Keith, I don't understand what you are saying here. As I read
his note, Vernon isn't saying "make all the applications
recognize a particular address range and do something special".
He is saying "ok, we don't think this is useful, but, if it
would help you to have an address range to do your own thing in
your own way, addresses are just not that scarce".
scarcity isn't the problem. just because something is plentiful
doesn't mean you want to pollute the water supply with it. and no,
it's not okay to say "you can pollute your own water supply if you
want to", because that stuff flows downstream to everybody else.
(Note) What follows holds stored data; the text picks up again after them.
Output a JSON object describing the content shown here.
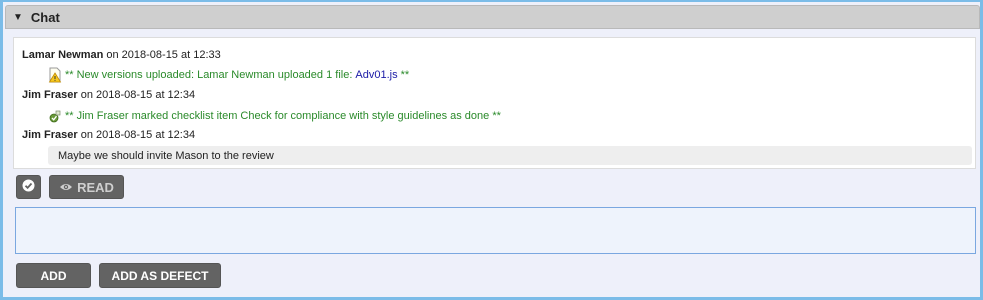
{
  "panel": {
    "title": "Chat",
    "toggle_glyph": "▼"
  },
  "messages": [
    {
      "author": "Lamar Newman",
      "meta": " on 2018-08-15 at 12:33",
      "system": {
        "icon": "warning-file-icon",
        "text_before": "** New versions uploaded: Lamar Newman uploaded 1 file:",
        "link": "Adv01.js",
        "text_after": "**"
      }
    },
    {
      "author": "Jim Fraser",
      "meta": " on 2018-08-15 at 12:34",
      "system": {
        "icon": "checklist-icon",
        "text": "** Jim Fraser marked checklist item Check for compliance with style guidelines as done **"
      }
    },
    {
      "author": "Jim Fraser",
      "meta": " on 2018-08-15 at 12:34",
      "comment": "Maybe we should invite Mason to the review"
    }
  ],
  "toolbar": {
    "read_label": "READ"
  },
  "composer": {
    "value": "",
    "placeholder": ""
  },
  "actions": {
    "add_label": "ADD",
    "add_defect_label": "ADD AS DEFECT"
  },
  "colors": {
    "frame_border": "#7bbce8",
    "system_text": "#2a8a2a",
    "link": "#1a1aa6",
    "button": "#636363"
  }
}
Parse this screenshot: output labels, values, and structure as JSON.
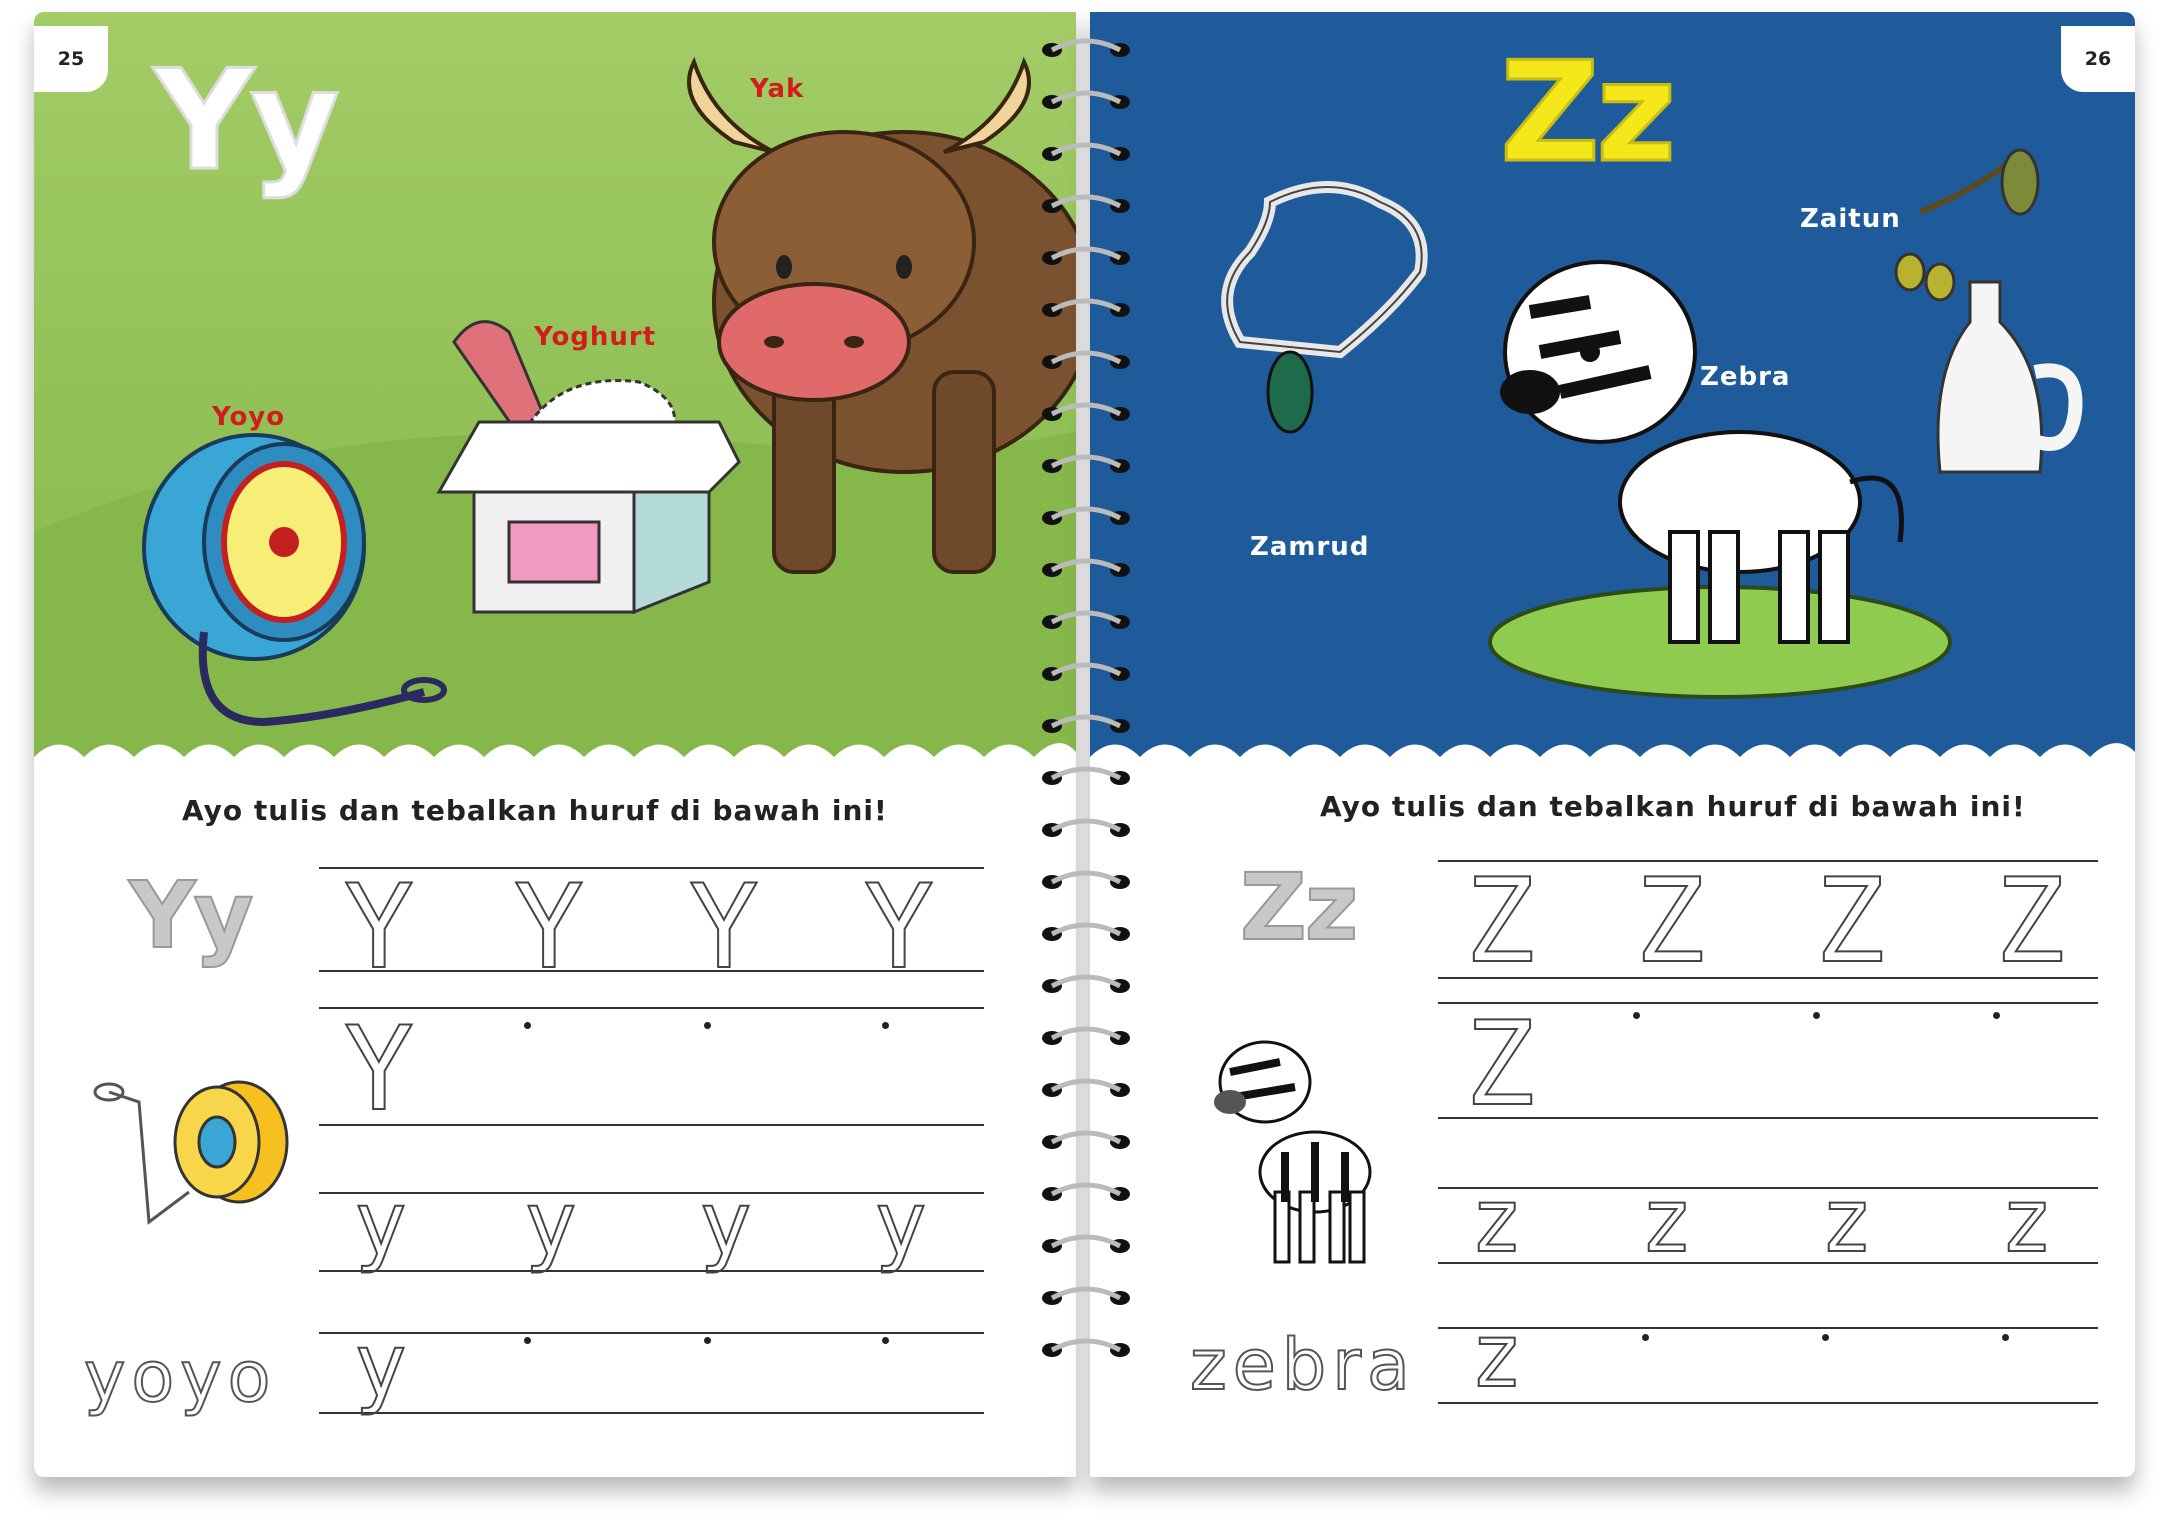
{
  "left_page": {
    "page_number": "25",
    "letter_pair": "Yy",
    "labels": {
      "yak": "Yak",
      "yoghurt": "Yoghurt",
      "yoyo": "Yoyo"
    },
    "instruction": "Ayo tulis dan tebalkan huruf di bawah ini!",
    "side_letters": "Yy",
    "word": "yoyo",
    "uppercase_trace": "Y",
    "lowercase_trace": "y"
  },
  "right_page": {
    "page_number": "26",
    "letter_pair": "Zz",
    "labels": {
      "zaitun": "Zaitun",
      "zebra": "Zebra",
      "zamrud": "Zamrud"
    },
    "instruction": "Ayo tulis dan tebalkan huruf di bawah ini!",
    "side_letters": "Zz",
    "word": "zebra",
    "uppercase_trace": "Z",
    "lowercase_trace": "z"
  },
  "colors": {
    "left_scene": "#97c45c",
    "right_scene": "#1f5b9b",
    "label_red": "#d21d1d",
    "big_letter_yellow": "#f4e81a"
  },
  "icons": [
    "yak-illustration",
    "yoghurt-illustration",
    "yoyo-illustration",
    "necklace-illustration",
    "zebra-illustration",
    "olive-vase-illustration",
    "spiral-binding"
  ]
}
I'd love to stamp out all of the wrong-headedness and stupidity
in the world, but I would not expect to succeed and have largely
given up trying except for isolated local cases. Efforts
through the centuries to make and enforce laws against stupidity
and stupid behavior have not been very successful.
nobody is proposing we make or enforce laws against stupidity.
what is being proposed is that we take a practice that is now widely
acknowledged to be stupid, or at least harmful, and say "oops,
sorry, this turns out to have been a bad idea. please don't do this"
maybe we can't outlaw stupidity, but that doesn't mean we have to
encourage it, or even be silent about it.
I'm not as
convinced as you are that, to use Vernon's description, "Site
local addresses are utterly stupid and wrong", but, even if I
were, I'd be having some trouble convincing myself that taking
the relevant address range out of the allocation pool and
leaving it out would be seriously harmful to the network and to
interoperability.
well, so would I, and as I understand it, that's just what is being
proposed.
I don't have any problem with IETF/IANA saying "the addresses formerly
allocated to site-local will never be re-assigned". I do have
a problem with IETF giving any support to the notion that it's
reasonable to use site-local addresses.